For bigger items it can I've had it detect up to 5-6 inches. Through 3 inch of wood,table top and into the drawer in the table. The staple was just on the surface, and detected about 1/2 inch away. The nail as stated was 1/4 inch below the surface.


----------



## doordude (Mar 26, 2010)

P T Barnum said, there's a sucker born every minute. why must we help china screw us out of our own money?


----------



## yinjuehua (Feb 1, 2011)

http://www.ebay.com/itm/High-Sensitivity-Folding-Hand-Held-Metal-Detector-/170625018399?pt=LH_DefaultDomain_0&hash=item27ba0b2a1f

Is this the same one you brought? Could you share the Ebay link please?


----------



## Blackie_ (Jul 10, 2011)

I just ran into this very episode, I've been cutting up some old rotten hackberry for my bandsaw boxes, got one of the logs up on the saw horses to shave a 1/3 of it off so it would have a flat edge and also fit under my saw arm, the log first took out one of my electric chain saws little did I know there was bobwire inside the log, didn't have any notion that's what it was until today when I was running one of the logs through my bandsaw and once again the wire finished out my 3/4" blade before I realized what was going on.
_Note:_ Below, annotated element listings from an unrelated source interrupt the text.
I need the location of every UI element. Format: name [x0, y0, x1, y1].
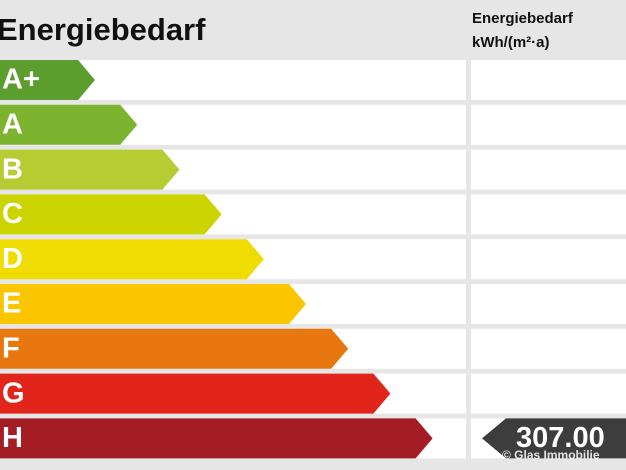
class-arrow	[0, 418, 433, 459]
copyright: © Glas Immobilie	[502, 448, 600, 462]
class-arrow	[0, 373, 391, 414]
class-label: B	[2, 153, 23, 185]
class-arrow	[0, 149, 180, 190]
class-label: H	[2, 422, 23, 454]
class-arrow	[0, 60, 95, 100]
class-label: C	[2, 198, 23, 230]
class-label: D	[2, 243, 23, 275]
class-arrow	[0, 239, 264, 280]
class-arrow	[0, 284, 306, 324]
class-label: A+	[2, 64, 40, 96]
rating-value: 307.00	[516, 422, 605, 454]
column-unit: kWh/(m²·a)	[472, 34, 550, 51]
row-right	[471, 149, 626, 190]
column-title: Energiebedarf	[472, 10, 574, 27]
rating-marker	[482, 418, 626, 459]
label-title: Energiebedarf	[0, 12, 206, 47]
row-right	[471, 60, 626, 100]
class-label: G	[2, 377, 25, 409]
row-right	[471, 284, 626, 324]
class-label: E	[2, 288, 21, 320]
class-label: A	[2, 108, 23, 140]
row-right	[471, 328, 626, 369]
row-right	[471, 239, 626, 280]
row-right	[471, 373, 626, 414]
row-right	[471, 104, 626, 145]
class-label: F	[2, 332, 20, 364]
class-arrow	[0, 104, 138, 145]
class-arrow	[0, 194, 222, 235]
class-arrow	[0, 328, 349, 369]
row-right	[471, 194, 626, 235]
So my question would this wand be reliable for detecting metal barried inside logs? How deep does it go? some times wire over time can get pretty deep in trees that grow around them. I plan on doing chain saw cutting as well as woodshop cutting.


----------



## Blackie_ (Jul 10, 2011)

I'm kind of leaning toward doordude, as I'd prefer to buy american help promote jobs here.


----------



## BeachedBones (Jan 31, 2009)

It's been entirely reliable for me so far, the sensitivity is adjustable so set it as sensitive as you'd like. If you'd like to spend the 160$ to "buy American", enjoy. I'm no more American than Chinese, so I'll keep going the cost effective way.


----------



## robscastle (May 13, 2012)

I have a similar Metal Detector but its a TS 80 works exactly the same.

I bought it on ebay for $25.

From my local WW Shop its branded as a TS 80A and sells for $69 so whos jobs are we saving? or are we just making retailers rich at out cost.!

Tend to lean towards the latter, they buy from China and add a substantial mark up by rebadging or branding the same gear!


----------